O artista vai criando com base num ou mais conceitos e chega a um ponto em que dá por si a ter de se obrigar a parar, porque, caso contrário, a criação pode facilmente durar para sempre. O que pode tornar tudo um tormento é o facto de que tudo pode tanto estar "perfeito" como pode estar péssimo e a única forma de saber é ouvir o que a audiência tem a dizer.

Claro que um artista cria com base em si mesmo e não nos outros, ou pelo menos deve, mas existem sempre questões: será que estou a expressar isto bem? Será que podia estar melhor? Será que está confuso? Será que é realmente novo ou original? Será que estou a ser fiel a quem eu sou?
Há sempre inspiração que vem de algum lugar, mas o artista que vem para reinventar o mundo, vem sem esse compromisso e sem a mínima ideia do que está por vir ou do que está realmente a fazer. Limita-se a fazer o melhor que sabe, vindo de si, a mostrar ao mundo e a ver o que acontece. Primeiro a arte é criada, e só depois é estabelecida como lendária e uma fonte de inspiração. Algo que é original.

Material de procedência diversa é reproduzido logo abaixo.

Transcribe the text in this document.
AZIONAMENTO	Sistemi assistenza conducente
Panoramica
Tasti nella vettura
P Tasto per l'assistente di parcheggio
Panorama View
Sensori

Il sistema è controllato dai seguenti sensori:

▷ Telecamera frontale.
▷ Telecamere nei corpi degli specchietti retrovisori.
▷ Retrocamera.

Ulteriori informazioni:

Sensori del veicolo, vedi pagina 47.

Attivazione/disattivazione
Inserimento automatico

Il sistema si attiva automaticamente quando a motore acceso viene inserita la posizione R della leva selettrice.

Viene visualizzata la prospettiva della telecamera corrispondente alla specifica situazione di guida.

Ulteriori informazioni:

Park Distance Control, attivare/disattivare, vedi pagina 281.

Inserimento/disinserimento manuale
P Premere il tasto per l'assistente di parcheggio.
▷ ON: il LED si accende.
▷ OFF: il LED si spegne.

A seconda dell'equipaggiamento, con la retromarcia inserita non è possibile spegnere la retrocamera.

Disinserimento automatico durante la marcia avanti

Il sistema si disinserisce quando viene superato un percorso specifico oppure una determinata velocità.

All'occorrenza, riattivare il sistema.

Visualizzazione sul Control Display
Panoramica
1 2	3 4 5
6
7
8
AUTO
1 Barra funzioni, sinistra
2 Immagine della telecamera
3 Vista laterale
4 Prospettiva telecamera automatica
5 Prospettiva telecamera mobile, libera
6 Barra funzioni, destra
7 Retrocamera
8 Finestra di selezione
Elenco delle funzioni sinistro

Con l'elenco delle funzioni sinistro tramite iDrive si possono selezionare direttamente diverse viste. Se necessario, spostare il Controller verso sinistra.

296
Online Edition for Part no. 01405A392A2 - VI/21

Nenhuma banda lança o primeiro álbum a pensar que vai reinventar um género até dar por si a reinventar a própria indústria. Primeiro a arte é criada e só depois é estabelecida como significativa. Até porque arte é subjetiva, o que é perfeito para mim, para ti pode ser péssimo.
Uma obra de arte não é algo que é feito para dar certo, é algo que dá certo porque foi feito.
Desenvolve-se, depois, a partir do que já está feito. E é normal que tudo pareça fazer pouco sentido, confuso ou incerto, mas isso é simplesmente por não haver comparação ao que está a ser feito porque fazer algo novo é fazer algo que, naturalmente, não tem comparação.